Pergaulan sehari-hari juga jadi faktor penyumbang yang cukup signifikan sehingga banyak berakhir di pelaminan akibat hamil di luar nikah. Tak jarang pula, pernikahan dini terjadi karena salah satu pihak mengalami kekerasan seksual.

"Ada orangtua yang berpikir, misalnya si anak sudah telanjur hamil berarti lebih baik dinikahkan dengan yang mau bertanggung jawab supaya tidak digugurkan. Itu ada. Kalau faktor lainnya, bisa karena si anak sudah tak mau sekolah," beber Nia.

Dalam konteks pernikahan dini, orangtua punya andil yang krusial. Namun di beberapa kasus, orangtua justru melancarkan aksi ini, misalnya karena faktor ekonomi, seperti orangtua terlilit utang dan terpaksa menikahkan anaknya dengan orang lain.

"Anak itu sangat sulit menghadapi pernikahan.
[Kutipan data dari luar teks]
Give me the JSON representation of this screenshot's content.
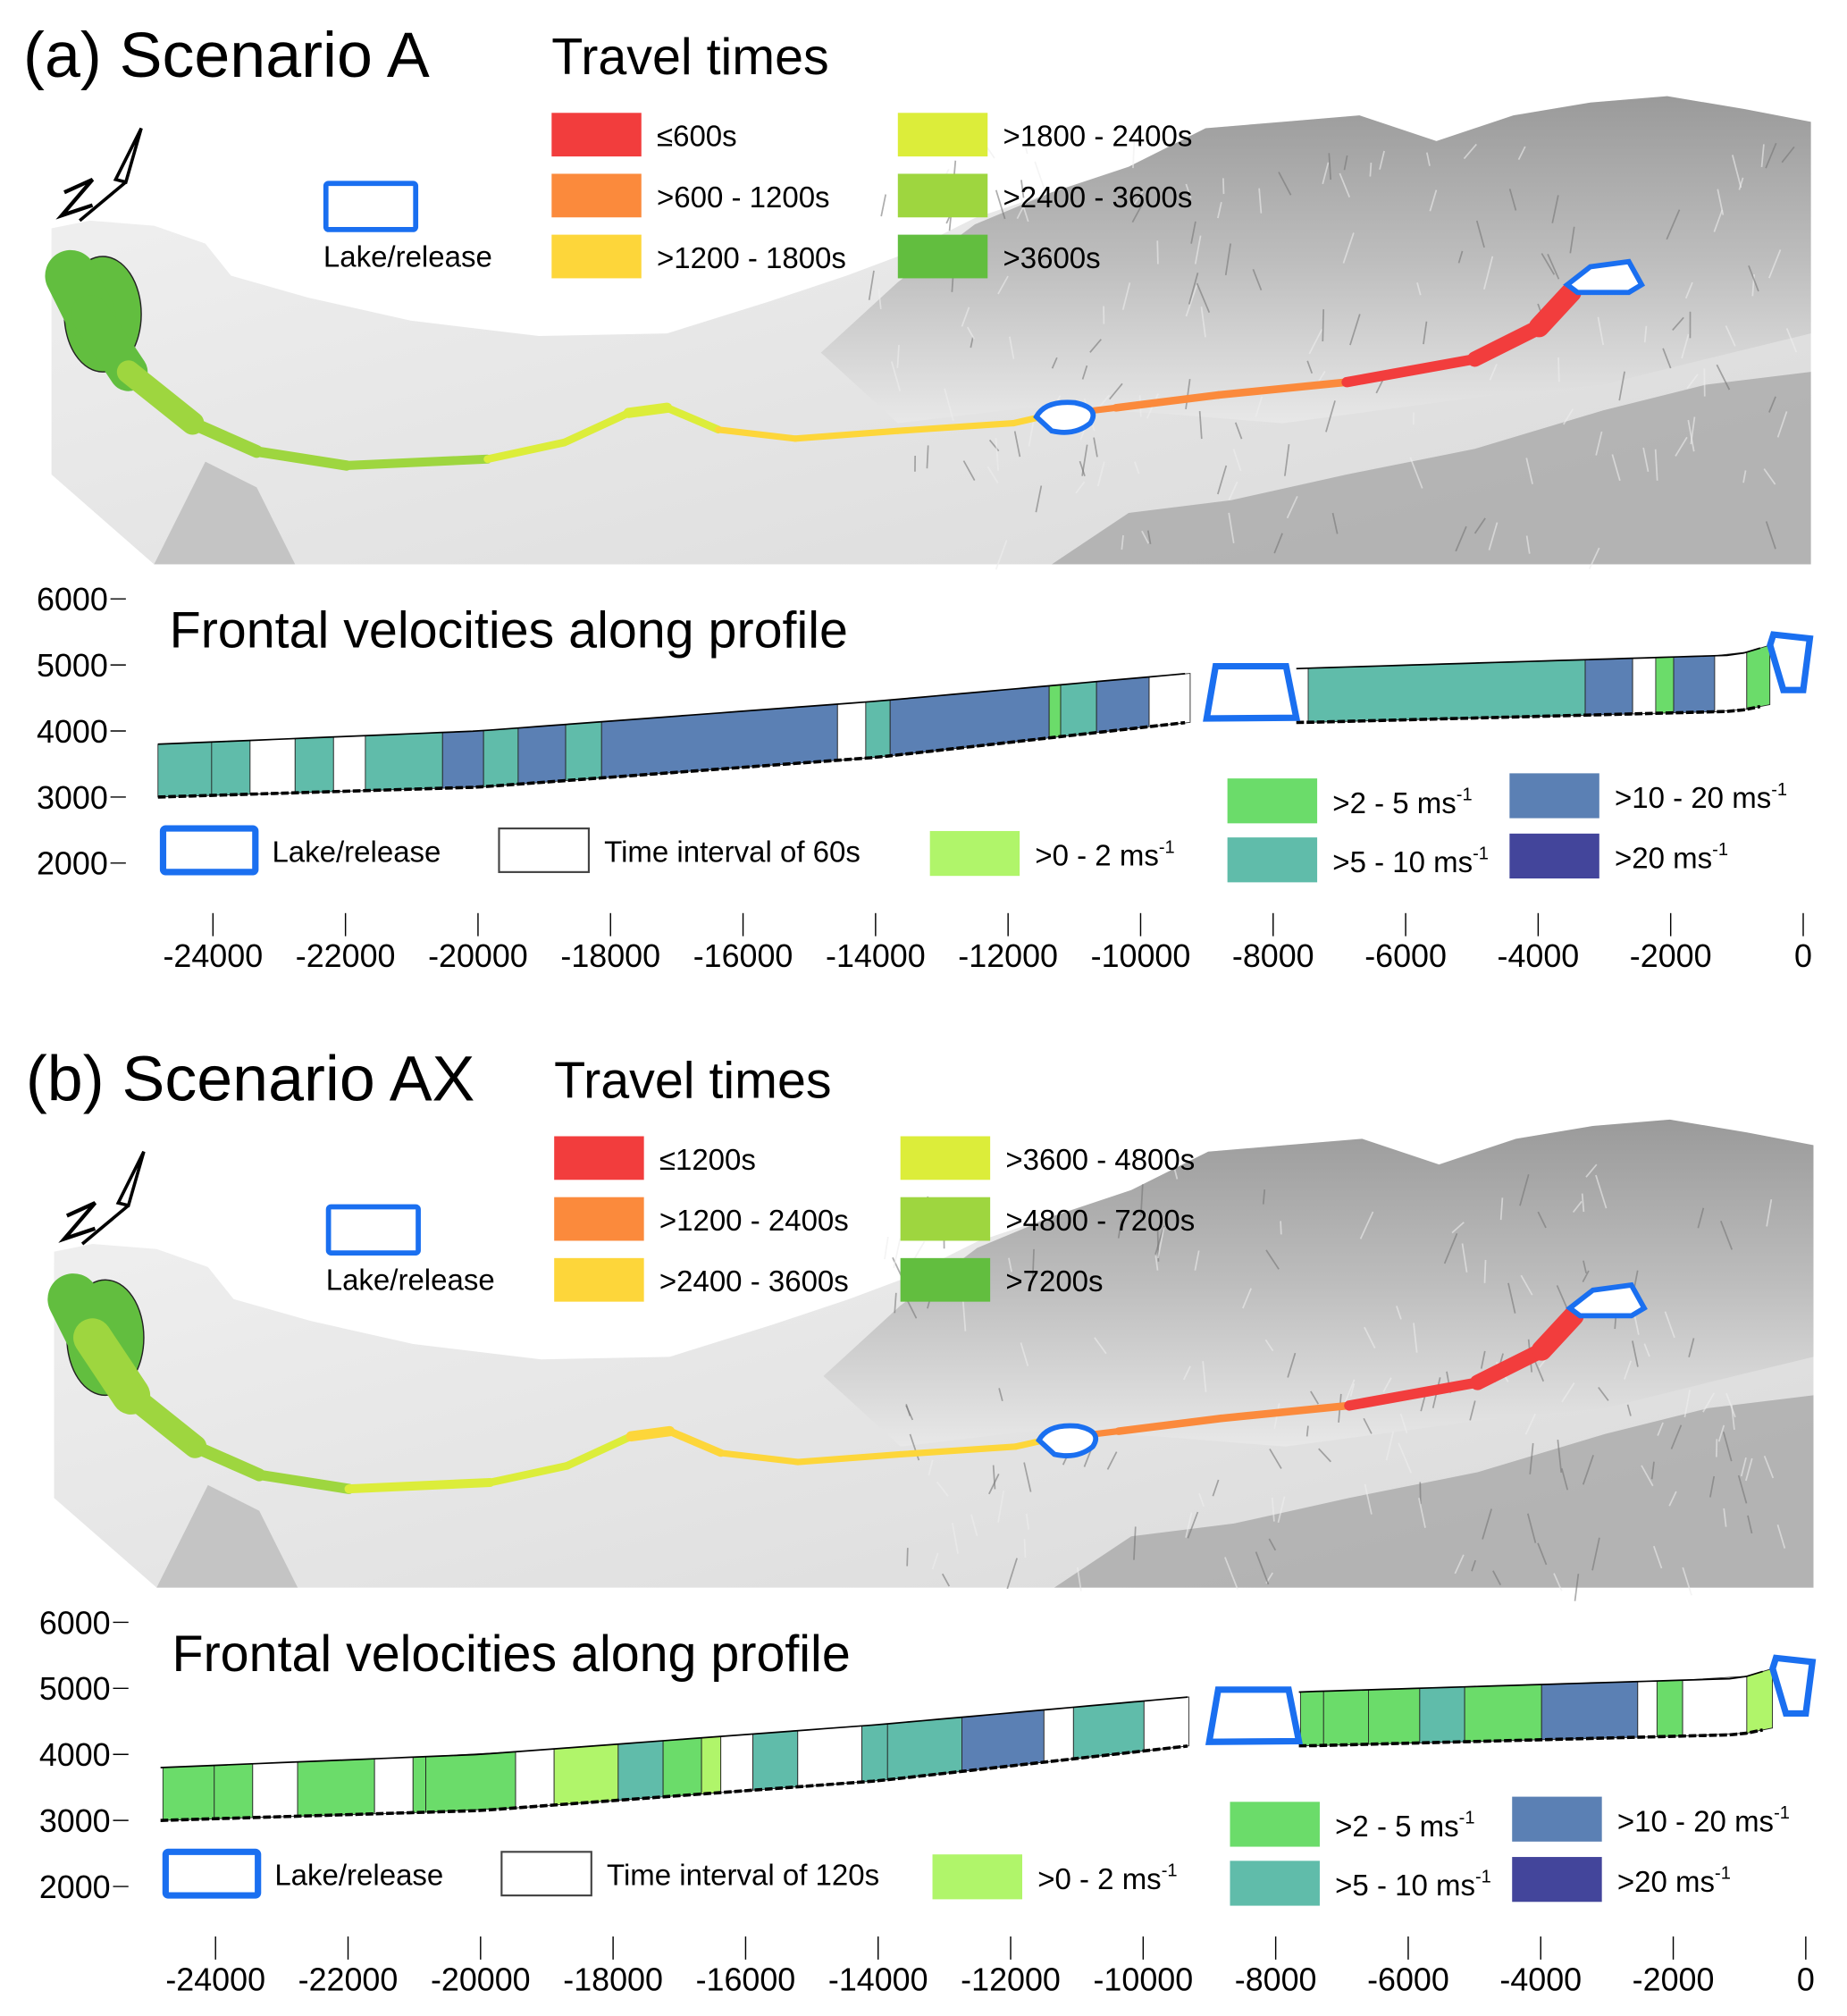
{
  "colors": {
    "lake": "#1a6ff0",
    "tt": [
      "#f23d3d",
      "#fb8a3c",
      "#fdd63a",
      "#dced3a",
      "#9ed63f",
      "#62be3f"
    ],
    "vel": {
      "w": "#ffffff",
      "c1": "#b0f56a",
      "c2": "#6bdc6a",
      "c3": "#60bcaa",
      "c4": "#5b80b4",
      "c5": "#43459b"
    }
  },
  "panels": [
    {
      "title": "(a) Scenario A",
      "travel_title": "Travel times",
      "travel_legend": [
        "≤600s",
        ">600 - 1200s",
        ">1200 - 1800s",
        ">1800 - 2400s",
        ">2400 - 3600s",
        ">3600s"
      ],
      "lake_label": "Lake/release",
      "profile_title": "Frontal velocities along profile",
      "interval_label": "Time interval of 60s",
      "velocity_legend": [
        {
          "label": ">0 - 2 ",
          "unit": "ms",
          "sup": "-1"
        },
        {
          "label": ">2 - 5 ",
          "unit": "ms",
          "sup": "-1"
        },
        {
          "label": ">5 - 10 ",
          "unit": "ms",
          "sup": "-1"
        },
        {
          "label": ">10 - 20 ",
          "unit": "ms",
          "sup": "-1"
        },
        {
          "label": ">20 ",
          "unit": "ms",
          "sup": "-1"
        }
      ]
    },
    {
      "title": "(b) Scenario AX",
      "travel_title": "Travel times",
      "travel_legend": [
        "≤1200s",
        ">1200 - 2400s",
        ">2400 - 3600s",
        ">3600 - 4800s",
        ">4800 - 7200s",
        ">7200s"
      ],
      "lake_label": "Lake/release",
      "profile_title": "Frontal velocities along profile",
      "interval_label": "Time interval of 120s",
      "velocity_legend": [
        {
          "label": ">0 - 2 ",
          "unit": "ms",
          "sup": "-1"
        },
        {
          "label": ">2 - 5 ",
          "unit": "ms",
          "sup": "-1"
        },
        {
          "label": ">5 - 10 ",
          "unit": "ms",
          "sup": "-1"
        },
        {
          "label": ">10 - 20 ",
          "unit": "ms",
          "sup": "-1"
        },
        {
          "label": ">20 ",
          "unit": "ms",
          "sup": "-1"
        }
      ]
    }
  ],
  "chart_data": [
    {
      "type": "area",
      "title": "Frontal velocities along profile (Scenario A)",
      "xlim": [
        -25000,
        0
      ],
      "ylim": [
        2000,
        6000
      ],
      "xticks": [
        "-24000",
        "-22000",
        "-20000",
        "-18000",
        "-16000",
        "-14000",
        "-12000",
        "-10000",
        "-8000",
        "-6000",
        "-4000",
        "-2000",
        "0"
      ],
      "yticks": [
        "6000",
        "5000",
        "4000",
        "3000",
        "2000"
      ],
      "profile_top": [
        [
          -24830,
          3800
        ],
        [
          -20000,
          4000
        ],
        [
          -14000,
          4450
        ],
        [
          -9300,
          4870
        ],
        [
          -7500,
          4950
        ],
        [
          -1000,
          5150
        ],
        [
          -500,
          5300
        ]
      ],
      "profile_bottom": [
        [
          -24830,
          3000
        ],
        [
          -20000,
          3150
        ],
        [
          -14000,
          3600
        ],
        [
          -9300,
          4130
        ],
        [
          -7500,
          4130
        ],
        [
          -1000,
          4300
        ],
        [
          -500,
          4400
        ]
      ],
      "lakes": [
        [
          -9100,
          -7650
        ],
        [
          -400,
          0
        ]
      ],
      "segments": [
        [
          -24830,
          -24020,
          "c3"
        ],
        [
          -24020,
          -23440,
          "c3"
        ],
        [
          -23440,
          -22760,
          "w"
        ],
        [
          -22760,
          -22180,
          "c3"
        ],
        [
          -22180,
          -21700,
          "w"
        ],
        [
          -21700,
          -20535,
          "c3"
        ],
        [
          -20535,
          -19916,
          "c4"
        ],
        [
          -19916,
          -19394,
          "c3"
        ],
        [
          -19394,
          -18677,
          "c4"
        ],
        [
          -18677,
          -18135,
          "c3"
        ],
        [
          -18135,
          -14574,
          "c4"
        ],
        [
          -14574,
          -14148,
          "w"
        ],
        [
          -14148,
          -13780,
          "c3"
        ],
        [
          -13780,
          -11380,
          "c4"
        ],
        [
          -11380,
          -11206,
          "c2"
        ],
        [
          -11206,
          -10665,
          "c3"
        ],
        [
          -10665,
          -9871,
          "c4"
        ],
        [
          -9871,
          -9252,
          "w"
        ],
        [
          -7471,
          -3290,
          "c3"
        ],
        [
          -3290,
          -2574,
          "c4"
        ],
        [
          -2574,
          -2226,
          "w"
        ],
        [
          -2226,
          -1955,
          "c2"
        ],
        [
          -1955,
          -1336,
          "c4"
        ],
        [
          -1336,
          -852,
          "w"
        ],
        [
          -852,
          -503,
          "c2"
        ]
      ]
    },
    {
      "type": "area",
      "title": "Frontal velocities along profile (Scenario AX)",
      "xlim": [
        -25000,
        0
      ],
      "ylim": [
        2000,
        6000
      ],
      "xticks": [
        "-24000",
        "-22000",
        "-20000",
        "-18000",
        "-16000",
        "-14000",
        "-12000",
        "-10000",
        "-8000",
        "-6000",
        "-4000",
        "-2000",
        "0"
      ],
      "yticks": [
        "6000",
        "5000",
        "4000",
        "3000",
        "2000"
      ],
      "profile_top": [
        [
          -24830,
          3800
        ],
        [
          -20000,
          4000
        ],
        [
          -14000,
          4450
        ],
        [
          -9300,
          4870
        ],
        [
          -7500,
          4950
        ],
        [
          -1000,
          5150
        ],
        [
          -500,
          5300
        ]
      ],
      "profile_bottom": [
        [
          -24830,
          3000
        ],
        [
          -20000,
          3150
        ],
        [
          -14000,
          3600
        ],
        [
          -9300,
          4130
        ],
        [
          -7500,
          4130
        ],
        [
          -1000,
          4300
        ],
        [
          -500,
          4400
        ]
      ],
      "lakes": [
        [
          -9100,
          -7650
        ],
        [
          -400,
          0
        ]
      ],
      "segments": [
        [
          -24794,
          -24019,
          "c2"
        ],
        [
          -24019,
          -23439,
          "c2"
        ],
        [
          -23439,
          -22761,
          "w"
        ],
        [
          -22761,
          -21600,
          "c2"
        ],
        [
          -21600,
          -21019,
          "w"
        ],
        [
          -21019,
          -20826,
          "c2"
        ],
        [
          -20826,
          -19471,
          "c2"
        ],
        [
          -19471,
          -18890,
          "w"
        ],
        [
          -18890,
          -17923,
          "c1"
        ],
        [
          -17923,
          -17245,
          "c3"
        ],
        [
          -17245,
          -16665,
          "c2"
        ],
        [
          -16665,
          -16374,
          "c1"
        ],
        [
          -16374,
          -15890,
          "w"
        ],
        [
          -15890,
          -15213,
          "c3"
        ],
        [
          -15213,
          -14245,
          "w"
        ],
        [
          -14245,
          -13858,
          "c3"
        ],
        [
          -13858,
          -12736,
          "c3"
        ],
        [
          -12736,
          -11497,
          "c4"
        ],
        [
          -11497,
          -11052,
          "w"
        ],
        [
          -11052,
          -9987,
          "c3"
        ],
        [
          -9987,
          -9310,
          "w"
        ],
        [
          -7626,
          -7277,
          "c2"
        ],
        [
          -7277,
          -6600,
          "c2"
        ],
        [
          -6600,
          -5826,
          "c2"
        ],
        [
          -5826,
          -5148,
          "c3"
        ],
        [
          -5148,
          -3987,
          "c2"
        ],
        [
          -3987,
          -2536,
          "c4"
        ],
        [
          -2536,
          -2245,
          "w"
        ],
        [
          -2245,
          -1858,
          "c2"
        ],
        [
          -1858,
          -890,
          "w"
        ],
        [
          -890,
          -503,
          "c1"
        ]
      ]
    }
  ]
}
Mengurus dirinya sendiri saja belum tuntas. Kemandiriannya belum utuh. Itu bisa dilihat sebagai tambahan permasalahan," jelas Nia.

Selama ini, tantangan memberi edukasi dan pemahaman kepada calon pasangan dan keluarga memang tengah dihadapi DKP3A Kaltim. Sosialisasi mengenai perkawinan anak memang sudah dijalankan. Terutama di 3 daerah seperti Samarinda, Kutai Kartanegara (Kukar), dan Paser.

Dijelaskan Nia, pernikahan tak bisa sekadar rasa cocok satu sama lain. Mesti dibarengi dengan visi-misi, target, dan cita-cita. Ketika sudah memikirkan cita-cita itu, pasangan punya usaha yang sama untuk mencapainya. Pola pikir anak yang masih labil, disebut Nia belum mampu berpikir sejauh itu.

Nia juga sebagai salah satu pengurus Pusat Pembelajaran Keluarga (PUSPAGA) Kaltim menyebutkan bahwa, pihaknya telah mengantisipasi kepada orangtua, anak, hingga keluarga inti saat menghadapi permasalahan di rumah tangga dan pengasuhan.

Di Kaltim, dari 10 kabupaten dan kota, masih ada 3 yang belum memiliki PUSPAGA, di antaranya Bontang, Mahakam Ulu (Mahulu), dan Penajam Paser Utara (PPU).